Again, though, in manufacturing a title fight that shouldn’t be a title fight, the UFC got the right result, but were left with a whole serving of egg on their face. It looks amateurish. Unplanned. A knee-jerk reaction to a mess of their own making. Which it is.
What should have happened? A press conference, McGregor present, some prepared words, about his focus on a new family, not wanting to stall two divisions, and the option given to him to take another run at that belt some day. Maybe some promotion of a future fight against Khabib Nurmagomedov or Tony Ferguson.
Instead we get silence, from the champ, from the UFC. We’re told he relinquished his belt, a word that makes him sound almost willing, but you have to know McGregor, like the fans, isn’t happy with how this went down.

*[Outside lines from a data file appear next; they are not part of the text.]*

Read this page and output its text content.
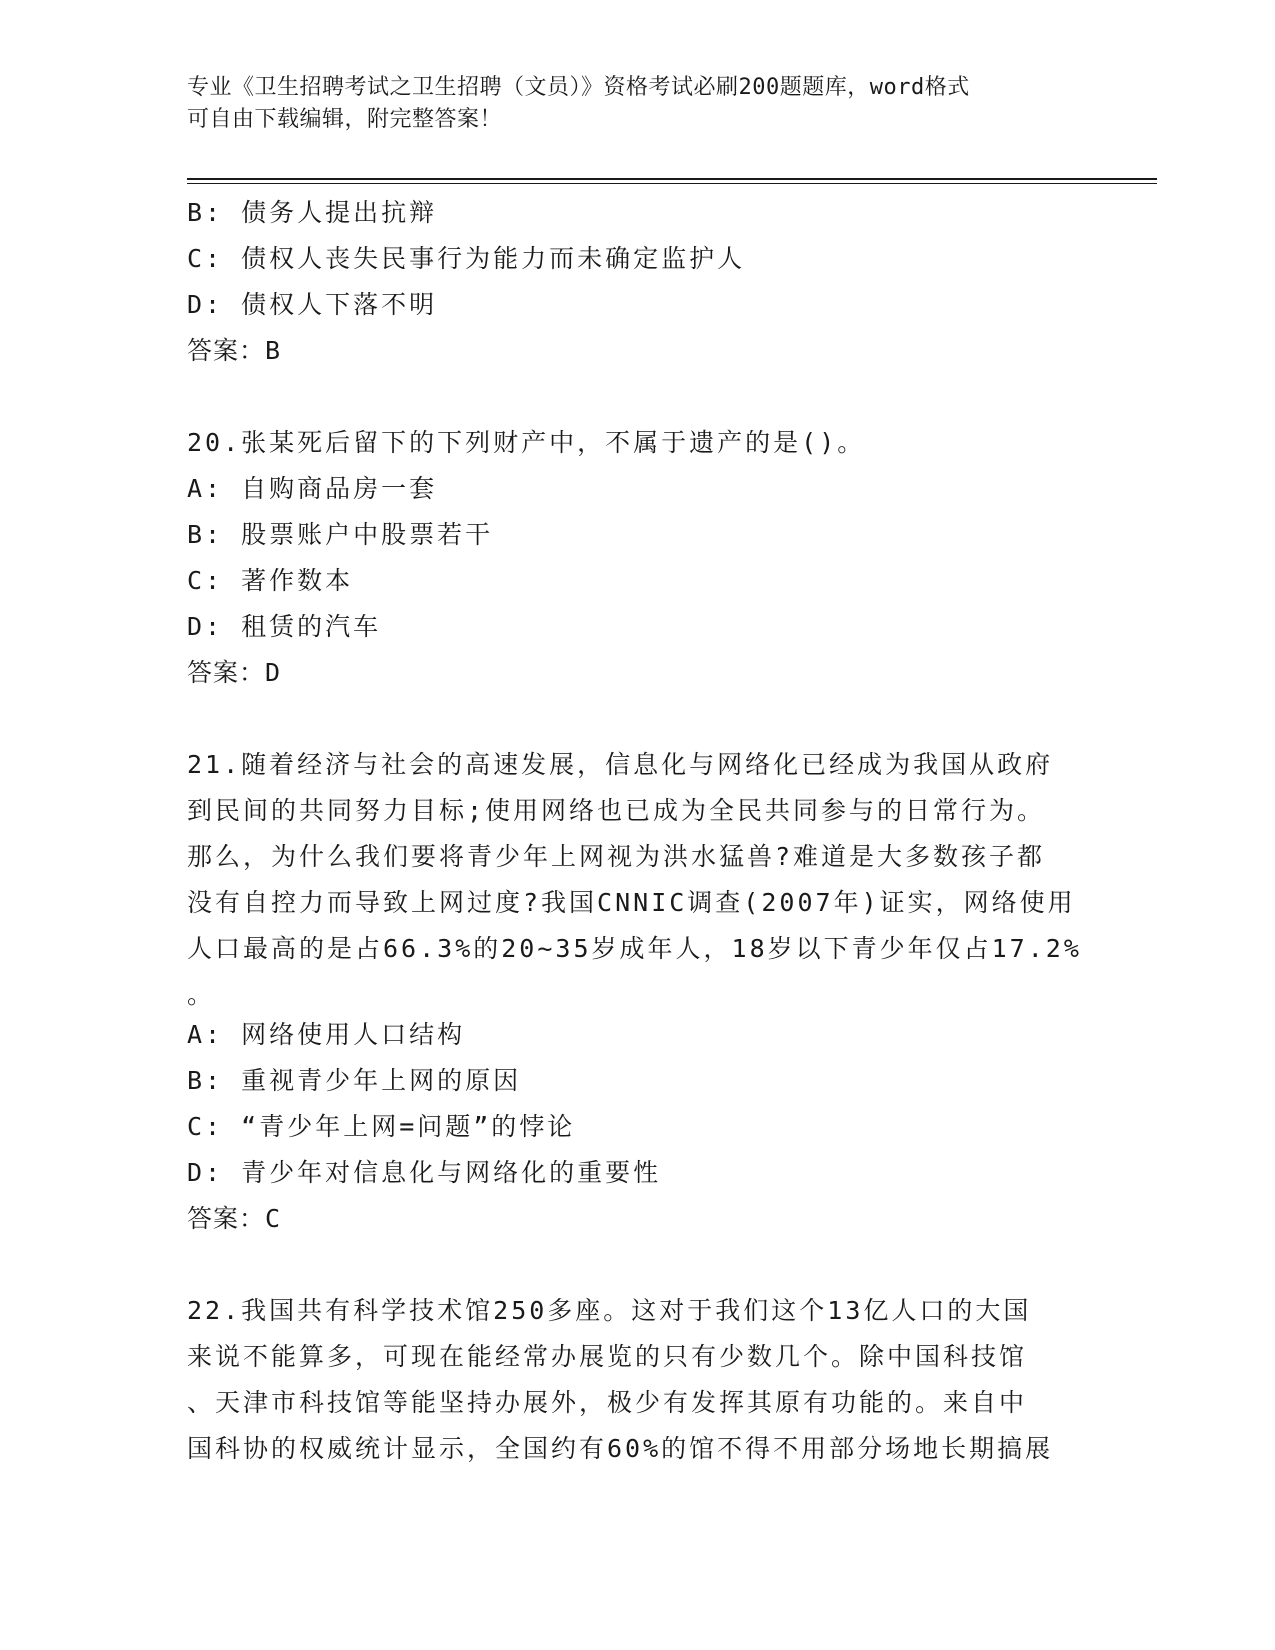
专业《卫生招聘考试之卫生招聘（文员）》资格考试必刷200题题库，word格式
可自由下载编辑，附完整答案！
B: 债务人提出抗辩
C: 债权人丧失民事行为能力而未确定监护人
D: 债权人下落不明
答案：B
20.张某死后留下的下列财产中，不属于遗产的是()。
A: 自购商品房一套
B: 股票账户中股票若干
C: 著作数本
D: 租赁的汽车
答案：D
21.随着经济与社会的高速发展，信息化与网络化已经成为我国从政府
到民间的共同努力目标;使用网络也已成为全民共同参与的日常行为。
那么，为什么我们要将青少年上网视为洪水猛兽?难道是大多数孩子都
没有自控力而导致上网过度?我国CNNIC调查(2007年)证实，网络使用
人口最高的是占66.3%的20~35岁成年人，18岁以下青少年仅占17.2%
。
A: 网络使用人口结构
B: 重视青少年上网的原因
C: “青少年上网=问题”的悖论
D: 青少年对信息化与网络化的重要性
答案：C
22.我国共有科学技术馆250多座。这对于我们这个13亿人口的大国
来说不能算多，可现在能经常办展览的只有少数几个。除中国科技馆
、天津市科技馆等能坚持办展外，极少有发挥其原有功能的。来自中
国科协的权威统计显示，全国约有60%的馆不得不用部分场地长期搞展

Now, what is UFC 206 left with? A meaningless interim title. The real champion (McGregor) isn’t injured, just too busy to worry about the division at the moment. The real interim champ, Jose Aldo, is now promoted to champ, but it’s not as if he’s injured or unable to fight. He may or may not be willing these days, but in any case, Jose Aldo was just promoted back to featherweight champ without ever getting his revenge.
Pettis and Holloway, meanwhile, will go to war for a belt that holds no weight. Its existence is merely to justify a PPV. Five rounds between these two should result in a classic fight, but just as this was the worst possible way for the UFC to strip McGregor (or near abouts anyway), it’s the worst possible circumstances to book a fight between the two. Just an added distraction, albeit a shiny golden one. At least the division is opened back up now, but the whole affair has left a very bitter taste.